Rechercher
Rechercher

Liban - Focus

Les zones grises et inquiétantes de la proposition de loi d’amnistie

Les députés prévoient également d’examiner un autre texte, datant de 2013, portant sur la création d’un tribunal spécial pour juger les infractions financières.

Le Parlement libanais avait prévu de se réunir aujourd’hui, notamment pour voter une proposition de loi d’amnistie qui suscite la polémique. La séance a toutefois été reportée au 19 novembre. Photo diak/Bigstock

C’est une proposition de loi d’amnistie très controversée qui devait être soumise aujourd’hui au vote des députés, avant que le président du Parlement, Nabih Berry, ne décide de faire machine arrière face au tollé suscité par le texte et aux menaces brandies par les protestataires de bloquer les routes menant à la Chambre des députés. M. Berry a néanmoins annoncé que la loi sera présentée à la Chambre le 19 novembre.

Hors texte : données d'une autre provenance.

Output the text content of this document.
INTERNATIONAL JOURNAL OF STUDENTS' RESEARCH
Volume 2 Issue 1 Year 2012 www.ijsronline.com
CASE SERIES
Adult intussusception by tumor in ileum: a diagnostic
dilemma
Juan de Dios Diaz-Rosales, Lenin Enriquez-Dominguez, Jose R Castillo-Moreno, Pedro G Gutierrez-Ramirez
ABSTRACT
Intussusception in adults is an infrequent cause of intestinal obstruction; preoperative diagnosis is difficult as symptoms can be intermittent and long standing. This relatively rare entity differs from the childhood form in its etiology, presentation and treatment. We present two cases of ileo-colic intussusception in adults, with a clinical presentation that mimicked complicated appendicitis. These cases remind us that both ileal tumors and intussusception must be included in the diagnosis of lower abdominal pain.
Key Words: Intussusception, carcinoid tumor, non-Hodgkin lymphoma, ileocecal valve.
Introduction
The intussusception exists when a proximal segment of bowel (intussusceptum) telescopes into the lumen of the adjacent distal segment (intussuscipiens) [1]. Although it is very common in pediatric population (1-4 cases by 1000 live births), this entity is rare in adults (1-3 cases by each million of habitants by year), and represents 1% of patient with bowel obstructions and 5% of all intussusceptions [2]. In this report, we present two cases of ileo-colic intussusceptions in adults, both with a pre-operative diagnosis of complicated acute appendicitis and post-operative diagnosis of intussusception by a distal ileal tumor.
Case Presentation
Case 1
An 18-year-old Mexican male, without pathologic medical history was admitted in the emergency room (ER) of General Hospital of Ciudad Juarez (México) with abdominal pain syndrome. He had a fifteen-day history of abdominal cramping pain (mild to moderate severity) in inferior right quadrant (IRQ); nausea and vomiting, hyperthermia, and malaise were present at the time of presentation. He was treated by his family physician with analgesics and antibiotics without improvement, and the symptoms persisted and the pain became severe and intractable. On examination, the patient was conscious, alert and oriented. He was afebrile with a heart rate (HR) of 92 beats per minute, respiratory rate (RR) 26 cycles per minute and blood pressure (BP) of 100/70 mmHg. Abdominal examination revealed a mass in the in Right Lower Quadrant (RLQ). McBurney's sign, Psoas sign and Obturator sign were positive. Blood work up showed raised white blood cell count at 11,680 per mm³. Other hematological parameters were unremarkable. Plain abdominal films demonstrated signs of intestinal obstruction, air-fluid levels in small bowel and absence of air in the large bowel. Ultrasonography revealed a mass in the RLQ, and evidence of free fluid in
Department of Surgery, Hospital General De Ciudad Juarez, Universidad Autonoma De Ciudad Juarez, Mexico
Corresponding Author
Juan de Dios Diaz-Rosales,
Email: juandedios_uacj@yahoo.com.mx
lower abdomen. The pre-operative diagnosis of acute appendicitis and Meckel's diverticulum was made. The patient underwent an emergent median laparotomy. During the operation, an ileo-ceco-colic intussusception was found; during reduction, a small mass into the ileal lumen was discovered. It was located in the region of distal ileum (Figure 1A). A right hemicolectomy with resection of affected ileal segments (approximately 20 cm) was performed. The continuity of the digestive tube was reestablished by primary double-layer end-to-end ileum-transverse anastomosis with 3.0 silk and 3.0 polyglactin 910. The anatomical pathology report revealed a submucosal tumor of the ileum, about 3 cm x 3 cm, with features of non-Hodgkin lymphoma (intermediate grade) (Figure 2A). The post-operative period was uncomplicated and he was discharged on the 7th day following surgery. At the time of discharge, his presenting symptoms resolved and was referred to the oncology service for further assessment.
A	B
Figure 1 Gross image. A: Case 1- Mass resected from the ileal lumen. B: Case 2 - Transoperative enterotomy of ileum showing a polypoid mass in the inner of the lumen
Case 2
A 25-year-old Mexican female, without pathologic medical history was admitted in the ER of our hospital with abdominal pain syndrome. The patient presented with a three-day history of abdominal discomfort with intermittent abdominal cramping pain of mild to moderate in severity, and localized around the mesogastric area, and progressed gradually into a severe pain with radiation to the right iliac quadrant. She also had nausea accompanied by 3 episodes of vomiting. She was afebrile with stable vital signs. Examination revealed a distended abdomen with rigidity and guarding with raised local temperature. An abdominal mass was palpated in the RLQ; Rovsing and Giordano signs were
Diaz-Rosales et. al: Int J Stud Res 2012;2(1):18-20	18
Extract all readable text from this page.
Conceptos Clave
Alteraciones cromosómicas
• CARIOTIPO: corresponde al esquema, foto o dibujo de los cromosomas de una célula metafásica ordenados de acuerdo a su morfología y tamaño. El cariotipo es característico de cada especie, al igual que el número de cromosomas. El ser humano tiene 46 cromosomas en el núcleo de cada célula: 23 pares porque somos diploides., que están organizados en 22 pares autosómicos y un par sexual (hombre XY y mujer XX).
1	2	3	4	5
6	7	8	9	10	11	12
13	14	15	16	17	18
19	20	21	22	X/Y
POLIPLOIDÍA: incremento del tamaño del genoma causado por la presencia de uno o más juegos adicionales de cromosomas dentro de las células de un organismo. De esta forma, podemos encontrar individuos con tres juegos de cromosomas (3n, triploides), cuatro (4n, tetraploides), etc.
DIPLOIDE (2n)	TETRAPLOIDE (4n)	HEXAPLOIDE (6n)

Cette proposition de loi est très controversée tant sur le fond que la forme, tandis que le timing de son inscription à l’ordre du jour de la séance initialement programmée aujourd’hui ne pouvait pas être plus mal senti, à un moment où la grande majorité des manifestants qui battent le pavé depuis plus de trois semaines réclament un assainissement de la vie publique.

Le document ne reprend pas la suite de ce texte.